Pendant qu’elle essayait de trouver comment appeler le nourrisson, Tuk Tuk regarda quelque chose à nos pieds avant de montrer les dents. J’avoue que je fus un peu surpris de voir trois singes de tailles variées – un petit, un moyen, et un dernier avec un chapeau semblable à celui de Raya plus grand que les deux autres – au pelage blanc nous dire bonjour. Je faillis ne pas leur accorder plus d’attention que ça, jusqu’à ce qu’ils se mettent à agiter des espèces de fruits rouges, ce qui eut pour effet de calmer le mastodonte qui servait d’animal de compagnie.

-         Il est tard, continuait Raya. Qu’est-ce que tu fais dehors ? Et pourquoi est-ce que ton haleine sent la viande braisée ?
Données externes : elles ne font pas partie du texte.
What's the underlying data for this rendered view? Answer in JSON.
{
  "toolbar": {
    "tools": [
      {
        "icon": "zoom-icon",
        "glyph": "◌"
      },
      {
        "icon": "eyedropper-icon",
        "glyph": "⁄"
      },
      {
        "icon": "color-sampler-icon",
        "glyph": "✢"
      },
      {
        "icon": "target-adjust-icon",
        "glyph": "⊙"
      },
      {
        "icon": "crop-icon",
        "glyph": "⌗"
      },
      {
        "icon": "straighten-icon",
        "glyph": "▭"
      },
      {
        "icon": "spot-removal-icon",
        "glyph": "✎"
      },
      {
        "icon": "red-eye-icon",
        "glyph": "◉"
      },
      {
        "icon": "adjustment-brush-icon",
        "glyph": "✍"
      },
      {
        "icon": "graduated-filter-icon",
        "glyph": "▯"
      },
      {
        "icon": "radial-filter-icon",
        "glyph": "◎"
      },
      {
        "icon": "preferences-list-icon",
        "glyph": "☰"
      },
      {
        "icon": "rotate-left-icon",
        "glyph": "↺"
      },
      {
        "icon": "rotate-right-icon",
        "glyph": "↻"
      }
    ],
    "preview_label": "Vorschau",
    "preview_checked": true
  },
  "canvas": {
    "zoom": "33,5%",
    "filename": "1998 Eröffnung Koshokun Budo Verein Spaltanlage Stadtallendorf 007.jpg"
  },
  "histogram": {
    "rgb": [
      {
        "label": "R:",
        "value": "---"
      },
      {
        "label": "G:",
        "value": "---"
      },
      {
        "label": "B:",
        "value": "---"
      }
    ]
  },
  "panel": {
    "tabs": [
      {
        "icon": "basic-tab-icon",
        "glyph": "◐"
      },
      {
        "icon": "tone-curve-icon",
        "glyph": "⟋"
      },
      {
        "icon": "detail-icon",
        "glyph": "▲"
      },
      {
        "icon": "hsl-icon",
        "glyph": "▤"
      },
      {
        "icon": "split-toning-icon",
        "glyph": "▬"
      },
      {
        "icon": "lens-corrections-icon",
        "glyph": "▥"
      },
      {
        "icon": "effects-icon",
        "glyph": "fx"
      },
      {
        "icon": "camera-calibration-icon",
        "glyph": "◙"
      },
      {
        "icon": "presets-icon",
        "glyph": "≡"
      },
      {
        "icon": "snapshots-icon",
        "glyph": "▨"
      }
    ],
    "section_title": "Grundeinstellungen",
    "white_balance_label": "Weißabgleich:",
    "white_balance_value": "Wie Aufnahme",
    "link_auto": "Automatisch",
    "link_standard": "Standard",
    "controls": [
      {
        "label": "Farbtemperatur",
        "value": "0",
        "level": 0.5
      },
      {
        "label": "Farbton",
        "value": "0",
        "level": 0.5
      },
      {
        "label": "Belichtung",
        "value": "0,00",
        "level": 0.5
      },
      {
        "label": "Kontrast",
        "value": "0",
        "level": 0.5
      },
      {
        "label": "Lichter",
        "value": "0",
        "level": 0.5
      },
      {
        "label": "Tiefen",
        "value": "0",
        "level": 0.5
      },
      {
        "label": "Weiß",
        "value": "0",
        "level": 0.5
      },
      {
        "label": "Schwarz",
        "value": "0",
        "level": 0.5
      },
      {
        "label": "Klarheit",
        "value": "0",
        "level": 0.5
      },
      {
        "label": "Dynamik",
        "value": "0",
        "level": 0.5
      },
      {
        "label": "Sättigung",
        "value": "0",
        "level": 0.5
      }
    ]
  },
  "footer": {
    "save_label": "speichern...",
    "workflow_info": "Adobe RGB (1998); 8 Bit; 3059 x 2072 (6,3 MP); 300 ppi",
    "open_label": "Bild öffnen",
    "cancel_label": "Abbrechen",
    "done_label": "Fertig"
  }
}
Deux des macaques se précipitèrent vers Tuk Tuk et grimpèrent sur sa carapace. Le dernier d’entre eux sauta vers Kairi et prit quelque chose en forme d’étoile dans sa poche, avant de rejoindre ses congénères.

-         Hé, fit-elle, vraiment en colère. Rends-moi ça !

Raya fit immédiatement volte-face, juste à temps pour voir quelque chose qui l’interloqua. En suivant son regard, je compris sa réaction : les singes étaient en train de voler des objets d’un éclat bleuté contenus dans le sac que transportait Tuk Tuk ; les morceaux de la pierre du Dragon.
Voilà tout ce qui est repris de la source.